In 2001, Attorney General Condon declared an open season on home invaders. He mandated that, "citizens' defending their home against invasion should not be arrested, charged or prosecuted." [4] "The message needs to be sent loudly and clearly that the state is going to back the homeowner if their home is invaded," he said in an interview. "I'm putting home invaders on notice that if an occupant chooses to use deadly force, there will be no prosecution."But Mr. Condon said he was tired of seeing homeowners who defended their homes dragged through lengthy investigations and trials before being cleared, when it was obvious to him that they did nothing wrong.

"You don't want to put the homeowner in the position of saying, 'If I use deadly force, I might be cleared after a trial,'" Mr. Condon said. "That's tantamount to saying that people have rights, but there's a huge cross attached to it. Most courts have a laissez-faire attitude about these things, figuring that everything will come out fine after a trial. But I think we need to send the message that the home is sacred ground, period." [5]

Arguing before the U.S. Supreme Court: Reno v. Condon[edit]

While serving as Attorney General for South Carolina, Condon argued as respondent in the case Reno v. Condon. Congress enacted the Driver's Privacy Protection Act of 1994 (DPPA),which establishes a regulatory scheme that restricts the States' ability to disclose a driver's personal information without the driver's consent, after finding that many States sell such information.
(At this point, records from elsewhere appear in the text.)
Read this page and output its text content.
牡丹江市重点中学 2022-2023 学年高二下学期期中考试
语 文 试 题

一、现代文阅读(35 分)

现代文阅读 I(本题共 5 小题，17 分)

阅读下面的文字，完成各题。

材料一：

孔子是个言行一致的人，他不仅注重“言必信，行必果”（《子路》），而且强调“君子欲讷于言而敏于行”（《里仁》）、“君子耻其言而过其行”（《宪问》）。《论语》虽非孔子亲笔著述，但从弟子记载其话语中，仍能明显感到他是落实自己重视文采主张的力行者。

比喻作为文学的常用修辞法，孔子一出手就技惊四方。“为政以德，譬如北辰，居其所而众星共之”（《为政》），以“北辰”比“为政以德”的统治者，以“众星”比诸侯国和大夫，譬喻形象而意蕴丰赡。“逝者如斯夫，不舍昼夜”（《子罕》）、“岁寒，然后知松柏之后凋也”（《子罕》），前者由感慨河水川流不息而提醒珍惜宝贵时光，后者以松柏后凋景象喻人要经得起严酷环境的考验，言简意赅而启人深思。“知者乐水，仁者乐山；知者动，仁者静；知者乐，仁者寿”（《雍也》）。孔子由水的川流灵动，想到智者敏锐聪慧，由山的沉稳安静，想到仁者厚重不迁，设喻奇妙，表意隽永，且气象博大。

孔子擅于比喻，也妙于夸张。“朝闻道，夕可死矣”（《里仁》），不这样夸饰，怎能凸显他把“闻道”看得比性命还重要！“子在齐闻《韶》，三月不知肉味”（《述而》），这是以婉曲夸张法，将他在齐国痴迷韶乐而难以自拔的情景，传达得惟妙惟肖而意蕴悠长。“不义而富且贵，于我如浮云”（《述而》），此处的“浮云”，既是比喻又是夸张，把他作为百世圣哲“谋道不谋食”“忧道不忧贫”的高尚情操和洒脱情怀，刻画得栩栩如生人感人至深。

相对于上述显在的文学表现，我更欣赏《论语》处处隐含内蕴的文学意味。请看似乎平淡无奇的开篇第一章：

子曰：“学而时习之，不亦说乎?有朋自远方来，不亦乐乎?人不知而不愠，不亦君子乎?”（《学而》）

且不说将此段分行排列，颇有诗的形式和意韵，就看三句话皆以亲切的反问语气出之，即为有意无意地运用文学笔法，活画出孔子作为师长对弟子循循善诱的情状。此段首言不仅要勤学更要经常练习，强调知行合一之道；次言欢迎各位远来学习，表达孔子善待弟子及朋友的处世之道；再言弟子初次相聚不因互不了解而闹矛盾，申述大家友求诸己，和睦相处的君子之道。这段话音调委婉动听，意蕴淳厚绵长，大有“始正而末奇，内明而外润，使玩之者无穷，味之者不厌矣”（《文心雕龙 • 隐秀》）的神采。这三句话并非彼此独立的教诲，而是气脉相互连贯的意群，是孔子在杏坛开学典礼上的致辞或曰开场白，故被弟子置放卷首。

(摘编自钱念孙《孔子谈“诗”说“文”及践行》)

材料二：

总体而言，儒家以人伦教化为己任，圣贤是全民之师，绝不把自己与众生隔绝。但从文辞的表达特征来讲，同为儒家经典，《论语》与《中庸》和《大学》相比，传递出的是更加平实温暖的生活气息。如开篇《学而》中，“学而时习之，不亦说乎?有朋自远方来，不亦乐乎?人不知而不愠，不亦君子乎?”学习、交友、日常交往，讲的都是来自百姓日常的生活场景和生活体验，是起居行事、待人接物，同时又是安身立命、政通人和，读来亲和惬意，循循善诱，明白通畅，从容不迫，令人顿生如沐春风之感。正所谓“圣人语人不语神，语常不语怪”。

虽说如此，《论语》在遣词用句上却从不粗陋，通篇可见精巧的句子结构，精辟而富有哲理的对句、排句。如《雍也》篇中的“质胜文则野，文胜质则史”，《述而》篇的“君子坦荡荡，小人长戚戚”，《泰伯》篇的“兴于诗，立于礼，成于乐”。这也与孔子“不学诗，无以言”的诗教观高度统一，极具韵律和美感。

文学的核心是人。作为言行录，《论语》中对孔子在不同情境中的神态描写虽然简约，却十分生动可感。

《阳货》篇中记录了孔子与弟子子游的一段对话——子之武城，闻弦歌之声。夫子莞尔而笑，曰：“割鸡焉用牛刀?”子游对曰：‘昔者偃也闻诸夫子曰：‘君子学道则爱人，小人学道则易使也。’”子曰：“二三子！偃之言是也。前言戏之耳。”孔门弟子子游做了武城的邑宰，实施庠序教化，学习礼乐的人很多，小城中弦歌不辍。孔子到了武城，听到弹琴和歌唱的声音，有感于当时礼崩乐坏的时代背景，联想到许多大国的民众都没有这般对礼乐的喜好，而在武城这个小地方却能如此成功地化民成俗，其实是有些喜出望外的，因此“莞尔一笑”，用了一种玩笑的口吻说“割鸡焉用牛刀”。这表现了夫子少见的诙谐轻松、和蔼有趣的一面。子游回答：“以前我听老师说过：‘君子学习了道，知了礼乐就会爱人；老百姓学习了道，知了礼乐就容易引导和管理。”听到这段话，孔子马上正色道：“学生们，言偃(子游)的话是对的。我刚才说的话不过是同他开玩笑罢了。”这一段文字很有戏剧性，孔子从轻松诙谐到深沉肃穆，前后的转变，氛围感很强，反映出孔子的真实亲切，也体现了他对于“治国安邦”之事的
The DPPA conflicts with South Carolina law, under which information contained in the State's DMV records is available to any person or entity that fills out a form listing the requester's name and address and stating that the information will not be used for telephone solicitation. The Attorney General of South Carolina filed suit, alleging the DPPA violated the Tenth and Eleventh Amendments. After success in District court and Appeals Court, the suit wound up in front of the Supreme Court. Condon was successful in the Appeals Court which ruled that Congress was stepping illegally into state territory and noted further that there exists no constitutional right to privacy in information contained in public records. South Carolina Attorney General Charlie Condon, when hearing that the Supreme Court agreement to hear the case, said he believed citizens have a right to keep their privacy protected—which he says is guaranteed by a clause in the South Carolina Constitution. But the real question is who should be enforcing that protection Condon said. Condon and other state officials strongly believe that states should have full autonomy when it comes to administering public records. In the case before the Supreme Court, South Carolina will argue that the new federal law violates the 10th Amendment.[6]

"The people of Carolina established drivers' records, maintained them, and have a right to determine their use," he said in a statement. "South Carolina should be run by South Carolinians. If the federal government can tell us what to do with these records, it can tell us we can't keep records at all. The 10th Amendment is the legal and spiritual guardian of state rights. Washington, D.C., is a long way from South Carolina, and the federal government needs to keep its distance."[7]

Condon's appearance was received by the Court as political, and his position garnered a lively and entertaining round of questions from the more liberal members of the Court.[8]

Landmark cases[edit]

Whitner vs. State of South Carolina, 328 S.C.1, 492 S.E. 2d 771(1997)

State ex rel Condon vs. Hodges, 349 S.C. 232, 562 S.E. 2d 623 (2002)

Current activities[edit]

Condon is a private practice attorney in Mt. Pleasant, South Carolina. He specializes in the areas of Criminal Defense; Criminal Law; White Collar Crime; Drug Crimes; Juvenile Criminal Law; Personal Injury; Workers' Compensation; Automobile Accidents and Injuries; Wrongful Death; Government Relations; Government; Litigation; Administrative Law; Guardianship and Conservatorship; Workers Compensation; Professional Licensing.